In a typical company, senior management might question the benefits of large investments in IT and want IT to be better aligned with corporate strategy. Some of the concerns of the different stakeholder groups might be

1. Senior management
   1. Does IT support the achievement of business objectives?
   2. What value does the expenditure on IT deliver?
   3. Are IT costs being managed effectively?
   4. Are IT risks being identified and managed?
   5. Are targeted intercompany IT synergies being achieved?

2. Business unit executives
   1. Are IT services delivered at a competitive cost?
   2. Does IT deliver on its service-level commitments?

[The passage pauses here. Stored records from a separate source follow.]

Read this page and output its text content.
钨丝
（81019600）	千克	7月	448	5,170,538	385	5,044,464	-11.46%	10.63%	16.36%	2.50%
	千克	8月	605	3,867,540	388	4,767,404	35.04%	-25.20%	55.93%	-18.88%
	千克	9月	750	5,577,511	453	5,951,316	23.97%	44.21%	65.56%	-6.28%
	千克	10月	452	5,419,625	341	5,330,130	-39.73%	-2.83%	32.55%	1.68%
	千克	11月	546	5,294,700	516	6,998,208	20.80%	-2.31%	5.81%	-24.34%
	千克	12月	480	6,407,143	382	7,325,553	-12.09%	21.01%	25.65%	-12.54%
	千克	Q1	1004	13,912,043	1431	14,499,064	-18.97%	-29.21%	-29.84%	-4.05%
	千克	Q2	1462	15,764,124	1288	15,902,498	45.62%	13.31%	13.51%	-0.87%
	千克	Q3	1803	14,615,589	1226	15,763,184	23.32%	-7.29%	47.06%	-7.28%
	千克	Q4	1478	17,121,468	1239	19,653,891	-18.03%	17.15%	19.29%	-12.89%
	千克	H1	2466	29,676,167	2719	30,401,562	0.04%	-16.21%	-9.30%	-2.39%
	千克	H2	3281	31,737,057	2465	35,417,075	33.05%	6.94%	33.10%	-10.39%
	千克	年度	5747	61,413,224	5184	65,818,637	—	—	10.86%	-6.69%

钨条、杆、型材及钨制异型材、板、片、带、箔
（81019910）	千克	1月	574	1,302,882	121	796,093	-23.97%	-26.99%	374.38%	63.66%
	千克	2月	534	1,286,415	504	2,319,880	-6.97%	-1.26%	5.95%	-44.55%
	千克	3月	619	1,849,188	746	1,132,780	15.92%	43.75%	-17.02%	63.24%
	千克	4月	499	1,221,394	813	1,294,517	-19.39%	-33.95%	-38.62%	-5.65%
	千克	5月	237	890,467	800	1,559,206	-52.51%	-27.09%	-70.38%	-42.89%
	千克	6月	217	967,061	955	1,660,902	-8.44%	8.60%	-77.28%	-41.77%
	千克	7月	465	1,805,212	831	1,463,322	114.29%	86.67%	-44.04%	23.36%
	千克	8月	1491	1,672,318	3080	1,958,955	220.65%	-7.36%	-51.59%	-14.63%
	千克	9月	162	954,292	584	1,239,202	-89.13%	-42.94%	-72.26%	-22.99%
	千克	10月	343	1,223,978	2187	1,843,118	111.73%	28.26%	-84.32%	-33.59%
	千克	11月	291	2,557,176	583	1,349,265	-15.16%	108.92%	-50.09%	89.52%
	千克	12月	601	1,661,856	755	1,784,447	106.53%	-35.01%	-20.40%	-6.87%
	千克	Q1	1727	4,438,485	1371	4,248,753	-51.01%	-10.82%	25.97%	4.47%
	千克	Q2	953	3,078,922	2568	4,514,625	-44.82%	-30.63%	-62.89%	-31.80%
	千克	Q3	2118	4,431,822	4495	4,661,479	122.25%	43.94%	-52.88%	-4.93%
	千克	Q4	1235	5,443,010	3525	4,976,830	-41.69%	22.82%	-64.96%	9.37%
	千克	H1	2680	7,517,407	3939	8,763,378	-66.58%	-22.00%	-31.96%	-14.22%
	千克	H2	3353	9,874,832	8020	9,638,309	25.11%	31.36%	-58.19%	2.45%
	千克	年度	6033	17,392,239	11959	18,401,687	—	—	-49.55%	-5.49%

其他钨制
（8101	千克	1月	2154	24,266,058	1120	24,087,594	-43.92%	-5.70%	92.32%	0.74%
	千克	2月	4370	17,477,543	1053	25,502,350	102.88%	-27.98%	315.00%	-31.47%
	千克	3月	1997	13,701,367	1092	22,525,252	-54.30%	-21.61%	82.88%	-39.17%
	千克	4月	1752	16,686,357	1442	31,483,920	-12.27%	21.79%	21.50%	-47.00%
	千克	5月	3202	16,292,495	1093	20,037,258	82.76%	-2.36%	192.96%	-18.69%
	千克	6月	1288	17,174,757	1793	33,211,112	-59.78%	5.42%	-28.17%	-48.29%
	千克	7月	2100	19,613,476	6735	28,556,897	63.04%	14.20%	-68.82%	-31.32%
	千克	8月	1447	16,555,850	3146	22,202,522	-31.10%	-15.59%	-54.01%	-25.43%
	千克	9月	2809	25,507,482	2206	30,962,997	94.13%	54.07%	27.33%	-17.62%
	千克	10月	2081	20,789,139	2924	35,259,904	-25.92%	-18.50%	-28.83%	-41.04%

      Table 3.4 IT Scorecard Metrics

      PERSPECTIVE	METRIC
      User orientation	Customer satisfaction
      BUSINESS VALUE
      Cost control	Percentage over/under IT budget
      	Allocation to different budget items
      	IT budget as a percentage of revenue
      	IT expenses per employee
      Sales to third parties	Revenue from IT-related products/services
      Business value of an IT project	Traditional measures (e.g., ROI, payback)
      	Business evaluation based on information economics: value linking, value acceleration, value restructuring, technological innovation
      	Strategic match with business contribution to: product/service quality, customer responsiveness, management information, process flexibility
      Risks	Unsuccessful strategy risk, IT strategy risk, definitional uncertainty (e.g., low degree of project specification), technological risk (e.g., bleeding edge hardware or software), development risk (e.g., inability to put things together), operational risk (e.g., resistance to change), IT service delivery risk (e.g., human/computer interface difficulties)
      Business value of the IT department/functional area	Percentage of resources devoted to strategic projects
      	Percentage of time spent by IT manager in meetings with corporate executives
      	Perceived relationship between IT management and top management
      INTERNAL PROCESSES
      Planning	Percentage of resources devoted to planning and review of IT activities
      Development	Percentage of resources devoted to applications development
      	Time required to develop a standard-sized new application
      	Percentage of applications programming with reused code
      	Time spent to repair bugs and fine-tune new applications
      Operations	Number of end-user queries handled
      	Average time required to address an end-user problem
      FUTURE READINESS
      IT specialist capabilities	IT training and development budget as a percentage of overall IT budget
      	Expertise with specific technologies
      	Expertise with emerging technologies
      	Age distribution of IT staff
      Satisfaction of IT staff	Turnover/retention of IT employees
      	Productivity of IT employees
      Applications portfolio	Age distribution
      	Platform distribution
      	Technical performance of applications portfolio
      	User satisfaction with applications portfolio
      Research into emerging technologies	IT research budget as percentage of IT budget
      	Perceived satisfaction of top management with the reporting on how specific emerging technologies may or may not be applicable to the company

   3. Do IT investments positively affect business productivity or the customer experience?
   4. Does IT contribute to the achievement of our business strategies?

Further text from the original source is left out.